122 Views Asked by At

So there are 12 files in total and 3 of them contain viruses. If a file with a virus is selected, it is removed and a new file is then selected. What is the expected number of files that need to be selected to get a virus free computer?

Progress

I thought it was an expected value problem. So summation $\sum X(\xi)p(\xi)$ but that doesn't make sense.

Is this correct? Let n be the number of viruses, then the result is $n(1/1 + .. +1/n)$ $$3(1/1 + 1/2 +... + 1/12) = 9.3096$$

2

There are 2 best solutions below

5
On

Assuming files cannot be chosen more than once, the probability the third virus is in the $n$th file is the probability the two viruses are in the first $n-1$ files and the $n$th file has a virus, which is $$ \frac1{13-n} \times \frac{{3 \choose 2}{9 \choose n-3}}{{12 \choose n-1}} $$ and so the expectation is $$\sum_{n=3}^{12} \frac{n}{13-n} \times \frac{{3 \choose 2}{9 \choose n-3}}{{12 \choose n-1}} $$ which is $9.75$. Since this is $\frac34 \times(12+1)$, there may be an easier way.

Added A more combinatorial approach:

Number the virus-free files $1,2,\ldots,9$.

The probability that virus-free file $i$ has not been chosen by the time all three viruses have been found is $\frac14$.

So the expected number of virus-free files which have not been chosen by the time all three viruses have been found is $\frac94$.

So the expected number of files which have been examined by the time all three viruses have been found is $12-\frac94 = 9.75$.

Generalising this, if there are $c$ clean (virus-free) files, $v$ files with viruses and $f=c+v$ total files, then the expected number is $f-\frac{c}{v+1}=\frac{v}{v+1}(f+1)$.

0
On

Let our random variable (X) be the number of files selected until a virus-free file is selected.

The clue to this problem is the algorithm condition A, which says that "If a file with a virus is selected, it is removed and a new file is then selected."

That is the condition required to select more than 1 file. So 1 file is selected: The probability that it is virus-free is 9/12. Our algorithm stops there (X = 1). What about 2 files? In order to select the second file, the first file must be infected, and the probability of getting an infected file is 3/12 (it is then detected, so our total # of files drops by 1). Then the probability of getting a virus-free file on the second selection is 9/11. So the total probability for X = 2 is 9/44 Three files (X=3): In order to select the third file, two files prior MUST be infected, so the probability of getting an infected file on the first try is again, 3/12 (then it is detected and removed). The probability of getting an infected file on the second selection is 2/11. Then, the probability that the third file is virus-free is 9/10. The total probability for X = 3 is 9/220

X = 4: Prob. of file 1 is infected: 3/12, file 2: 2/11, file 3: 1/10. The fourth file must be virus-free, and look what happens here. Since all the viruses have been found in a row, there are no more viruses left, so the probability of getting a virus-free file is 9/9 or 1. It is certain. The total probability of X=4 occurring is: 1/220

For X = 5 and greater, it becomes an impossibility to select the 5th file because the 4th file must be infected first to fulfill our condition. But there are no more infected files after 4...so the probability of X = 5 is 0. (3/12 * 2/11 * 1/10 * 0/9 * 9/9)
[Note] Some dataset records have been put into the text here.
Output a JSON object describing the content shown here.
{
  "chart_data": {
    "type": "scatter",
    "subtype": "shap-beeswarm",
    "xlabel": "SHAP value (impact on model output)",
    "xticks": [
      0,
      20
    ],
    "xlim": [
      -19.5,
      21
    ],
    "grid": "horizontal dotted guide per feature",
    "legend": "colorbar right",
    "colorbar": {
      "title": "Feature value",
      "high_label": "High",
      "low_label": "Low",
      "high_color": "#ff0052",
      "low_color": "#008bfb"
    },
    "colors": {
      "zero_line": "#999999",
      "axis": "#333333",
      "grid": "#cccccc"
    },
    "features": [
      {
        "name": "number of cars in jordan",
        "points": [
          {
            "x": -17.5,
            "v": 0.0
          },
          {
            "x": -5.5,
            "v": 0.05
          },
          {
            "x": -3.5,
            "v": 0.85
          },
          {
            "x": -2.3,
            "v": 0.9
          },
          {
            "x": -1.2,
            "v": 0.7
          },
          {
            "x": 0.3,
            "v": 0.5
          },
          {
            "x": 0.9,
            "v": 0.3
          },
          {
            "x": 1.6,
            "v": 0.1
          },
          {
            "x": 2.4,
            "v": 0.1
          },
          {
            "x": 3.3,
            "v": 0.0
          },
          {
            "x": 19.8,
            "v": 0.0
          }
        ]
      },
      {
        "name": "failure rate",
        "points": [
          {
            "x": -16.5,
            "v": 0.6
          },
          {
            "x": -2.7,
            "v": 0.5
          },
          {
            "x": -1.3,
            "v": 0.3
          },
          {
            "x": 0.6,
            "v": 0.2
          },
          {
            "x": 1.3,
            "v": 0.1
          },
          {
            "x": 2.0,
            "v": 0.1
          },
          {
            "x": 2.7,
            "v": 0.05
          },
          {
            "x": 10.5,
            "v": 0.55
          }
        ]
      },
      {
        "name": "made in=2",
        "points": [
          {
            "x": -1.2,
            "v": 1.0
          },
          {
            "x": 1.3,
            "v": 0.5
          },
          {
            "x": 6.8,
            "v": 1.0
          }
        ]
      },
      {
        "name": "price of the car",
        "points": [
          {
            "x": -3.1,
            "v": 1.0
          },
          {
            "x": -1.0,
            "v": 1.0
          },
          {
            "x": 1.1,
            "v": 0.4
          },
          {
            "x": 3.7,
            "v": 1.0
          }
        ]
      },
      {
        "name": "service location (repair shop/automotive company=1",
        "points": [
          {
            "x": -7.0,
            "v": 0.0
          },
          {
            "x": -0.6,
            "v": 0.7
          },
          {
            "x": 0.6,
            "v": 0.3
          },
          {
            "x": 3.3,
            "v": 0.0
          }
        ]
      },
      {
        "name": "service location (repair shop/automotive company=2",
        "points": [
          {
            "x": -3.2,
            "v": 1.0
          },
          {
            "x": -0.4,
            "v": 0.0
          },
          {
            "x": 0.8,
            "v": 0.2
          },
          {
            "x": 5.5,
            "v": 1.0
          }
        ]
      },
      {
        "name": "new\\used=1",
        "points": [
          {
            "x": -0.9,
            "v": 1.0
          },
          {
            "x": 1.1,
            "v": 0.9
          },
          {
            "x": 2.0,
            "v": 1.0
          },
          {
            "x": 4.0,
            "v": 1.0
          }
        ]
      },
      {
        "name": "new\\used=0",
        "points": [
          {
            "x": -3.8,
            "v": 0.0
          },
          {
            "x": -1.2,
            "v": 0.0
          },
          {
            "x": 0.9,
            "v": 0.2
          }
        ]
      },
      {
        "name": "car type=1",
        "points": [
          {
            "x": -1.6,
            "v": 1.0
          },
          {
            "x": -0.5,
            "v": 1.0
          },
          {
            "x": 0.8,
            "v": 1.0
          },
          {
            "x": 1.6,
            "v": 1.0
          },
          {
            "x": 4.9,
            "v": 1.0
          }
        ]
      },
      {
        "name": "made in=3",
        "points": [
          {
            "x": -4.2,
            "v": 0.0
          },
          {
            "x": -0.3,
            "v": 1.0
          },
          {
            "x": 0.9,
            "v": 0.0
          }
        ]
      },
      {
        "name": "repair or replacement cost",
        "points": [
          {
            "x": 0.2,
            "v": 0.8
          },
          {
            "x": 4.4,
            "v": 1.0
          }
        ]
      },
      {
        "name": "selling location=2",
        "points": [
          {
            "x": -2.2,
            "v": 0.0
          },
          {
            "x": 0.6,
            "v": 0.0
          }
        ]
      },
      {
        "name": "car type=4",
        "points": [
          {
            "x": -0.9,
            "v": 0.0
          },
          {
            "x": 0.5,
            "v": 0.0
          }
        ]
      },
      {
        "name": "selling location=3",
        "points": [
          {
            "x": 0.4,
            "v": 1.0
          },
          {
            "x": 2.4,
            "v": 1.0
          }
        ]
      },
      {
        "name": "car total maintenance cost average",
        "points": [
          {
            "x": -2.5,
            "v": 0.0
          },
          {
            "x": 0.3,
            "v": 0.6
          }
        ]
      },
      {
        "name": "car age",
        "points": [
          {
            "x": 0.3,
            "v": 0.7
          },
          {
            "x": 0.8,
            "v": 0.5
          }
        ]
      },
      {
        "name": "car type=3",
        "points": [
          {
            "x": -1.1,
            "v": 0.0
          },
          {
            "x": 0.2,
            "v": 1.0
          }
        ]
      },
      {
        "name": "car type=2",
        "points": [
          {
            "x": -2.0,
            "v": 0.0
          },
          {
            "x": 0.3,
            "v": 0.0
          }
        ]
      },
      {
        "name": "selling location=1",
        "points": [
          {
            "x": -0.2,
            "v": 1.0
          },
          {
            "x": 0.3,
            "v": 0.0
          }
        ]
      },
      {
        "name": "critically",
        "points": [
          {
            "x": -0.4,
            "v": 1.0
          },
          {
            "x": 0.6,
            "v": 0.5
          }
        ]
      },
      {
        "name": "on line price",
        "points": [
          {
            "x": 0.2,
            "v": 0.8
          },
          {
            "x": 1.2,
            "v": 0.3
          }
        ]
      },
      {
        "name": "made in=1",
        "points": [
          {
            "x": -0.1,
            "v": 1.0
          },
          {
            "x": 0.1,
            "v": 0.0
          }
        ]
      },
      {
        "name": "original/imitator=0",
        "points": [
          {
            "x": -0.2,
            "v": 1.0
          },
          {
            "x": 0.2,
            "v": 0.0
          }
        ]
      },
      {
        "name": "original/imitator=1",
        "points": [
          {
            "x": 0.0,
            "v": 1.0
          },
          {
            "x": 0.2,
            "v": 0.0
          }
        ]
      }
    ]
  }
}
So plugging this into the weighted averages formula gets us: 1*(9/12) + 2(9/44) + 3(9/220 + 4(1/220) + 5(0) + 6(0) + ... 12(0) = 1.3

This is the expected number of files that must be selected in order to get a virus-free file. Think about it, you have files, a majority of which are virus-free. When you run the algorithm, it's going to stop after 1 file and sometimes at 2 files, because the probabilities of selecting 1 or 2 files is much much greater than selecting 3 or 4 files, because it is highly unlikely to select those 3 viruses in a row.